33 er dosyası 16 yıl sonra yeniden açıldı
33 erin kurşuna dizilmesi olayına ilişkin dosya yeniden açılıyor. Ergenekon savcılarının, saldırıdan yaralı olarak kurtulan bir kişinin ifadesini aldığı, dört kişiyi daha ifade vermeye çağırdığı öğrenildi. Ergenekon soruşturmasını yürüten özel yetkili Cumhuriyet savcıları, 1993´te Bingöl-Elazığ karayolunda silahsız 33 erin katledilmesi olayına ilişkin dosyayı yeniden açtı. 16 yıl önce meydana gelen olayın Ergenekon bağlantısını araştıran savcılar, saldırıdan yaralı olarak kurtulan beş erin tanık olarak ifadesine başvuracak. Savcılık talimatıyla İstanbul Terörle Mücadele Şubesi´nde bir kişinin tanık olarak ifadesinin alındığı öğrenildi.

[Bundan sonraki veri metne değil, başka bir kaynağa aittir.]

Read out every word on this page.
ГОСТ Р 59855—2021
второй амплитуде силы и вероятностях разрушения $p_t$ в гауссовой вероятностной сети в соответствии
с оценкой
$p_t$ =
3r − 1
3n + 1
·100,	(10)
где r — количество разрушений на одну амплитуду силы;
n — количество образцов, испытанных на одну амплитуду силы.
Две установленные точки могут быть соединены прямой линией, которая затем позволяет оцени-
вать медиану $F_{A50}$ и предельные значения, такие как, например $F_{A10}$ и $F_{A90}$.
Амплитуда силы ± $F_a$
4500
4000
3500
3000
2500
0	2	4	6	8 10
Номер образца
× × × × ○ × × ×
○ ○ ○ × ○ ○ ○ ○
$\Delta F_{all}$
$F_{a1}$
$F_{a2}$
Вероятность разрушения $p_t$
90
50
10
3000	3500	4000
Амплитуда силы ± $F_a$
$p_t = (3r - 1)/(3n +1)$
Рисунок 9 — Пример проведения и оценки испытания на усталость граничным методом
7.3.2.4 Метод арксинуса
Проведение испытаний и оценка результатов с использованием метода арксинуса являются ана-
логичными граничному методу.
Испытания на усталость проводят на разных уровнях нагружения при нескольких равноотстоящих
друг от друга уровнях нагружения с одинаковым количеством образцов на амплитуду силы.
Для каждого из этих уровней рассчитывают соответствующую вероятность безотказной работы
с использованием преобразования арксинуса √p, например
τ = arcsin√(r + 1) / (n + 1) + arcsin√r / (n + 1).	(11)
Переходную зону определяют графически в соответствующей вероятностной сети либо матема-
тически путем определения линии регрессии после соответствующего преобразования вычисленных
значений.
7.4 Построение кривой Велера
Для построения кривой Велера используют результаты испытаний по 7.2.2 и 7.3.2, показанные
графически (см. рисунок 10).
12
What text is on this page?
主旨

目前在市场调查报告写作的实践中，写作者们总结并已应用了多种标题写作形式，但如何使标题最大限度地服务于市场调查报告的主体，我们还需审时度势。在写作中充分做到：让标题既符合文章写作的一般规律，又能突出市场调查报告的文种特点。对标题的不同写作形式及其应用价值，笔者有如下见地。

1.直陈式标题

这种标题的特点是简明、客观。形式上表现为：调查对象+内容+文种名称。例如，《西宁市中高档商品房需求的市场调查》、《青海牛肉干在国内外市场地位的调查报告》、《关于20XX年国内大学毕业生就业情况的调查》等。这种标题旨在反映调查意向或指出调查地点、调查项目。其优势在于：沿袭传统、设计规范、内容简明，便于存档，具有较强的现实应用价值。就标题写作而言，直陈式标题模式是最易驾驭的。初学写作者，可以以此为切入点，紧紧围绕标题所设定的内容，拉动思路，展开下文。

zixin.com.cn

33 er katliamının konuşulduğu günlerde Tokat Reşadiye katliamı yaşandı
Eski Milli Eğitim Bakanı ve AKP Genel Başkan Yardımcısı Hüseyin Çelik´in Van´da katıldığı bir toplantıda 1993´te PKK ateşkesi ve genel af hazırlığı sırasında Bingöl´de 33 askerin şehit edilmesinde Ergenekon´u ima ederek, bu olayın aydınlatılacağını söylemesi konuyu tekrar gündeme getirmişti. 24 Mayıs 1993´te Bingöl-Elazığ karayolunda acemi eğitiminin ardından birliklerine gitmekte olan silahsız 33 erin katledilmesine ilişkin dosya Ergenekon soruşturmasını yürüten Cumhuriyet savcıları tarafından 16 yıl aradan sonra yeniden açıldı. 33 erin katledilmesi olayında PKK tarafından eylemin gerçekleştirileceği yönünde istihbari bilginin olmasına rağmen silahsız erlerin sevkiyatına neden izin verildiği, şüphe uyandıran soruların başında geliyordu. Ergenekon soruşturmasını yürüten savcıların talimatıyla saldırıdan ağır yaralı olarak kurtulan beş erin ifadelerine başvurulmasına karar verildi. Bu doğrultuda savcılığın talimatıyla İstanbul Terörle Mücadele Şubesi´nde saldırıdan yaralı kurtulan bir kişinin tanık olarak ifadesi alındı. Savcılık bu kapsamda tanık olarak dinlenme-sine karar verdiği diğer dört erin de adreslerinin tespit edilerek ifadelerinin alınmasını istedi.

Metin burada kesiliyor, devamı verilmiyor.